By returning to or upgrading to a traditional GNU/Linux desktop computing environment, there will be changes, but they are smaller and bring more benefits than yet another expensive step on the treadmill. Some benefits include the following: One can continue to use the same old hardware until it wears out on its own, with both economic and environmental advantages to that. Individual accounts are much more customizable. Notably, the threats of viruses and ransomware are basically eliminated. Lastly, there are options for European sourcing which thus avoid the obligatory back doors required by the CALEA and CALEA2 legislations, both of which have been actively exploited for many months now (with no end in sight) by the CCP in a campaign known as Red Mike or Salt Typhoon.

How much better off would we be if the Linux Foundation actively promoted GNU/Linux on desktops and laptops instead of hailing Bill Gates and outsourcing the Linux site (kernel.org) to some private company with proprietary products, having already killed linux.com?

A lot of sites perished, news sites in particular. In many cases, the domains are still online, e.g. slashdot.org, but a lot changed (different ownership and mission), just like at linux.com. Those sites used to call out Windows, but what's left of the media is nowadays pretending that Microsoft breaches are both inevitable and just some "computer problem". In that respect, they want us to think that security incidents are some kind of natural disaster, even when it's the fault of back doors that Microsoft loves so much.

Saying that moving away from Windows would not solve this issue is spreading Microsoft lies that it has spent a very long time promoting, disseminating, even to the point of attacking fact-checkers. Almost exactly a year ago Microsoft GitHub enabled a social engineering attack on Xz* and a Microsoft employee was quick to blame "Linux" for it, distracting from an impending government report about Microsoft's failure on many levels regarding security.

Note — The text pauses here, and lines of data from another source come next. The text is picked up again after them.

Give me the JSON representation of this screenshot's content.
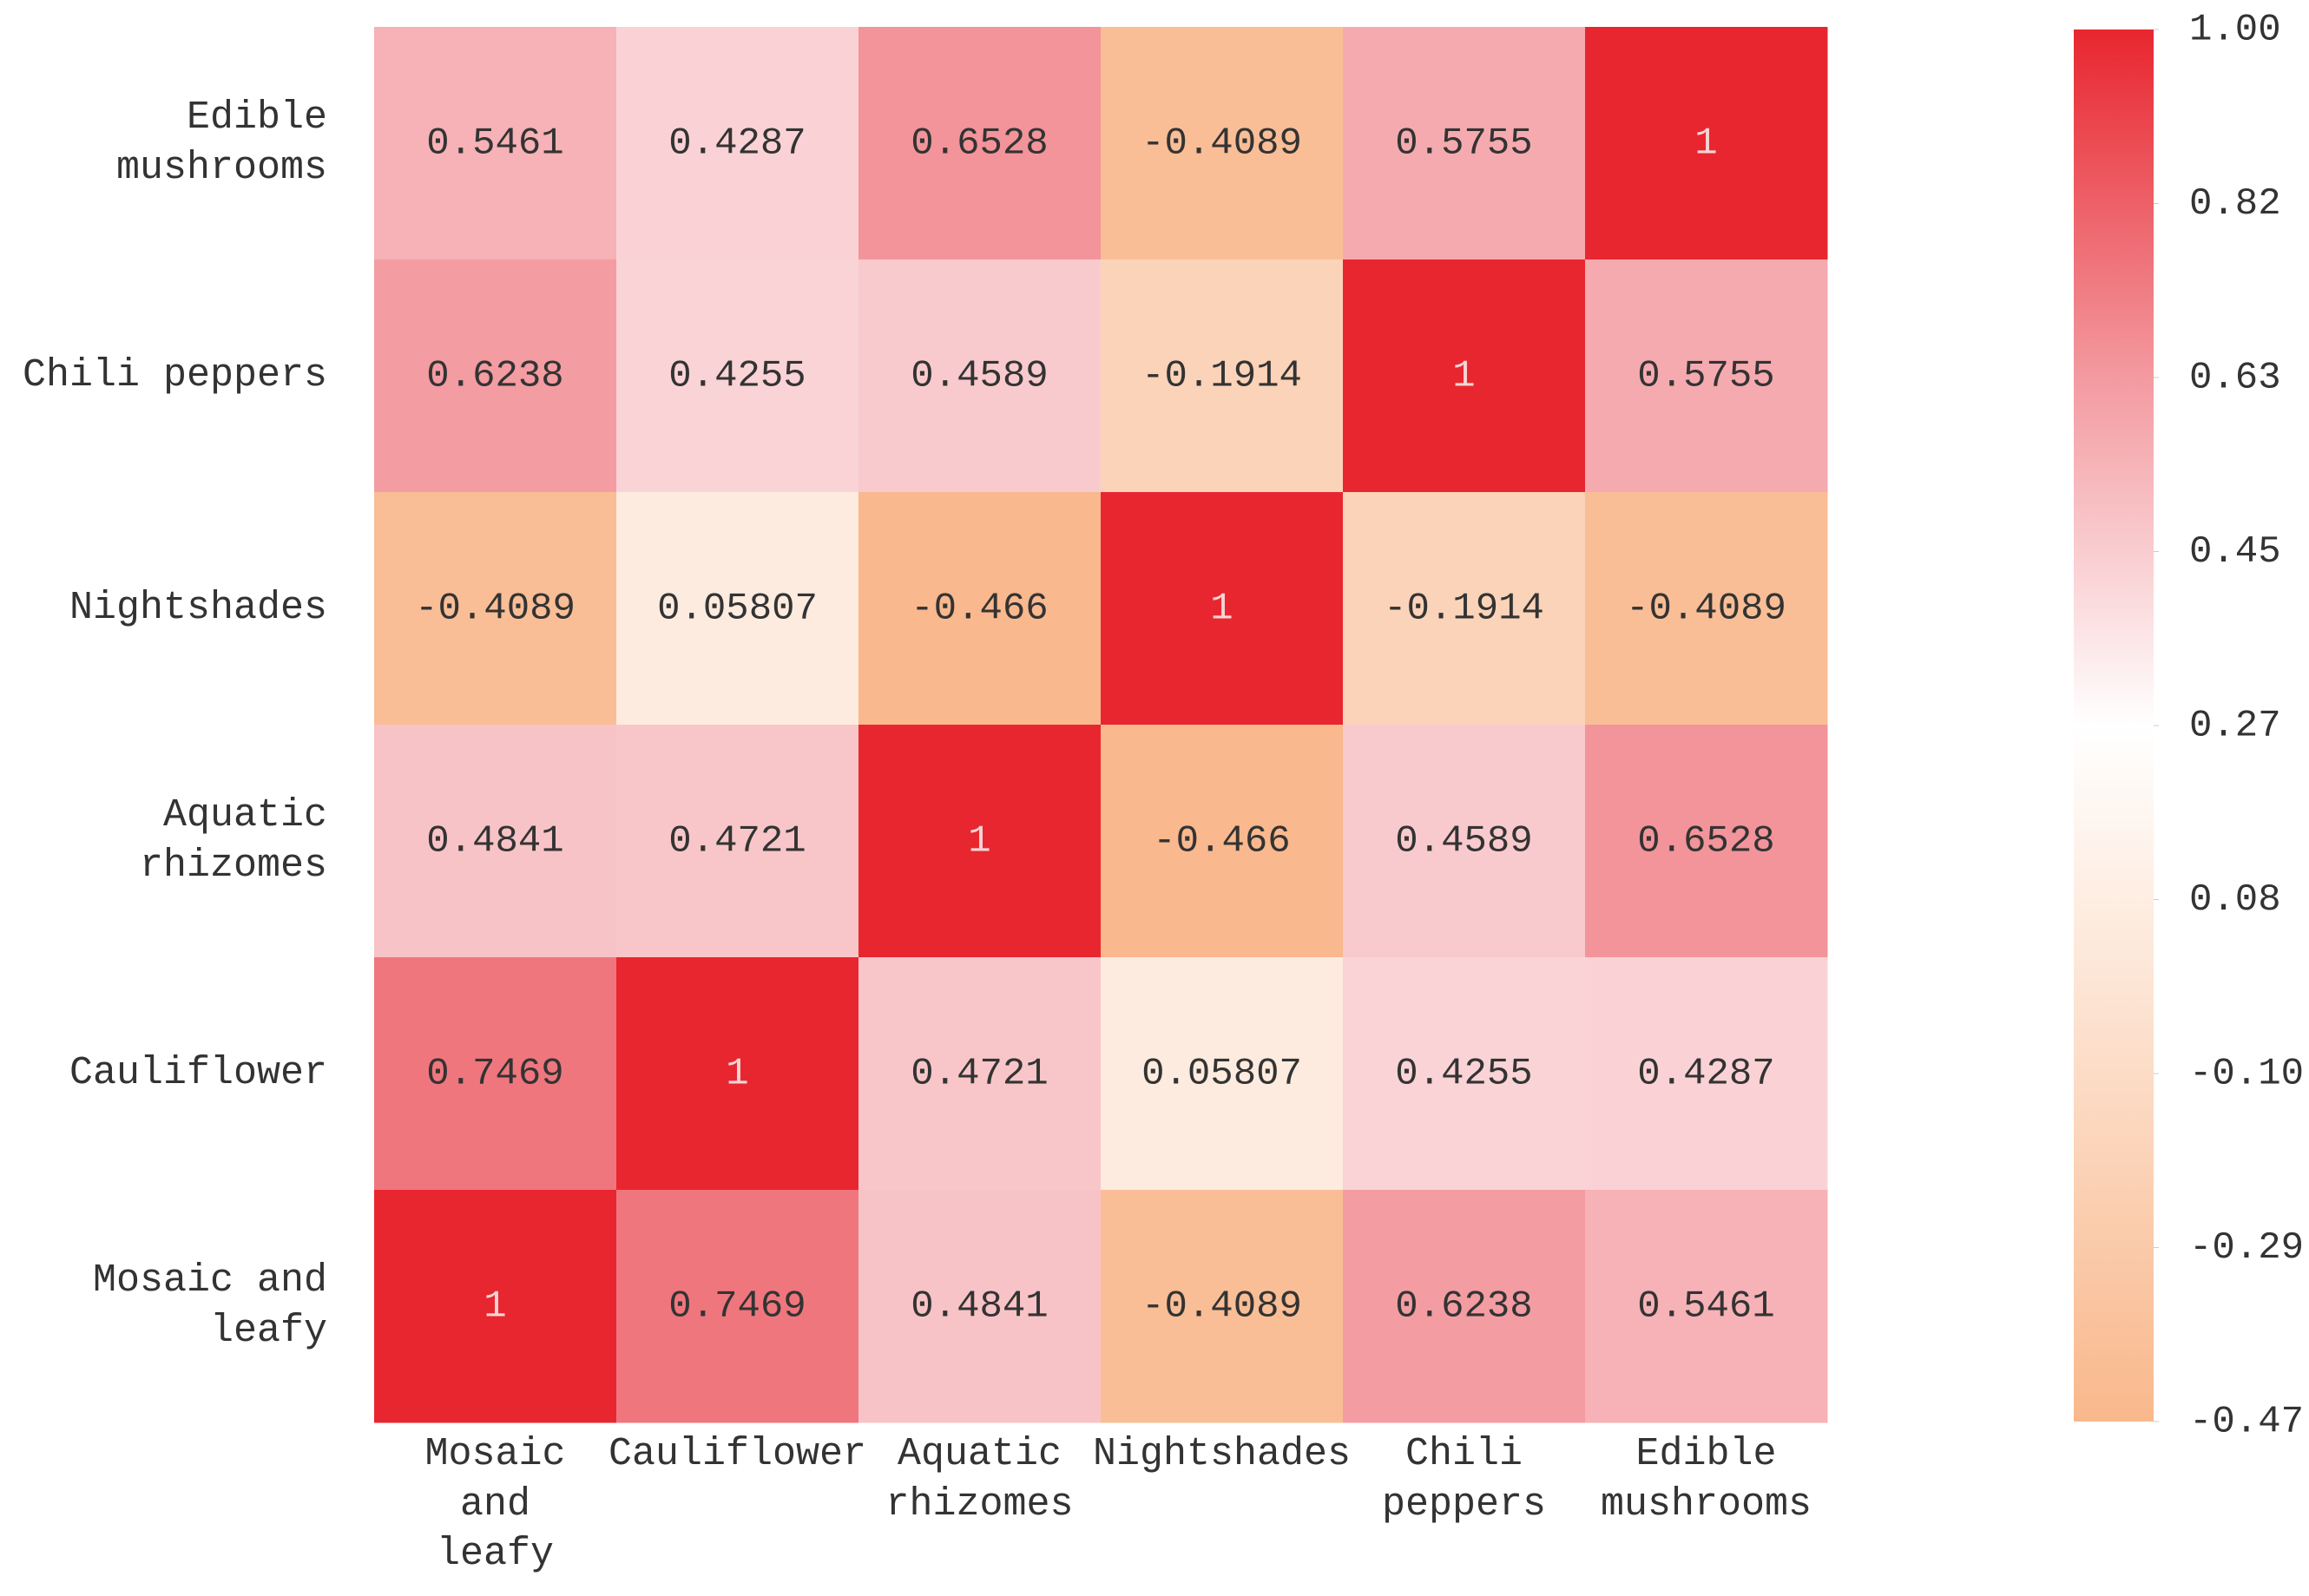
{
  "chart_data": {
    "type": "heatmap",
    "x_categories": [
      "Mosaic and leafy",
      "Cauliflower",
      "Aquatic rhizomes",
      "Nightshades",
      "Chili peppers",
      "Edible mushrooms"
    ],
    "y_categories": [
      "Edible mushrooms",
      "Chili peppers",
      "Nightshades",
      "Aquatic rhizomes",
      "Cauliflower",
      "Mosaic and leafy"
    ],
    "values": [
      [
        0.5461,
        0.4287,
        0.6528,
        -0.4089,
        0.5755,
        1
      ],
      [
        0.6238,
        0.4255,
        0.4589,
        -0.1914,
        1,
        0.5755
      ],
      [
        -0.4089,
        0.05807,
        -0.466,
        1,
        -0.1914,
        -0.4089
      ],
      [
        0.4841,
        0.4721,
        1,
        -0.466,
        0.4589,
        0.6528
      ],
      [
        0.7469,
        1,
        0.4721,
        0.05807,
        0.4255,
        0.4287
      ],
      [
        1,
        0.7469,
        0.4841,
        -0.4089,
        0.6238,
        0.5461
      ]
    ],
    "zlim": [
      -0.47,
      1
    ],
    "zticks": [
      {
        "value": 1,
        "label": "1.00"
      },
      {
        "value": 0.81625,
        "label": "0.82"
      },
      {
        "value": 0.6325,
        "label": "0.63"
      },
      {
        "value": 0.44875,
        "label": "0.45"
      },
      {
        "value": 0.265,
        "label": "0.27"
      },
      {
        "value": 0.08125,
        "label": "0.08"
      },
      {
        "value": -0.1025,
        "label": "-0.10"
      },
      {
        "value": -0.28625,
        "label": "-0.29"
      },
      {
        "value": -0.47,
        "label": "-0.47"
      }
    ],
    "colormap": [
      "#f9b88c",
      "#fcdcc6",
      "#ffffff",
      "#f39aa0",
      "#e8262f"
    ]
  }
}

Computer systems can be more secure if we make them so; to paraphrase Theo de Raadt (OpenBSD), the difference between a bug and a security hole is in the intelligence of the attacker. Nowadays many breaches are due to (or target) back doors, bug doors, "legal intercepts" (loopholes) and so on. We're shooting our own foot if we ignore the remedy, which is free to download and within range of sight. β–ˆ

________________

* We already wrote more than a dozen articles about it last year, mostly in April. Since revisionists still like to recall that incident and spread FUD based on it (even this year! Same for "Heartbleed" and Log4J!), it is imperative that we say Xz was only a close call because the workflow caught it in time, eliminating the problem before it actually reached any live (production) systems. That matters a lot because unlike the thousands of exploits Microsoft exposes people to each year, the Free software community can say nobody was harmed. A lot of FUD and sensationalism in today's Web is shoddy LLM slop; so it tends to "hallucinate" (read: lie about) incidents like the ones above. As we showed a year ago, the Linux Foundation actively participated in this FUD campaign because Microsoft staff now runs parts of the Linux Foundation. They dislike Linux. It's a coup [1, 2].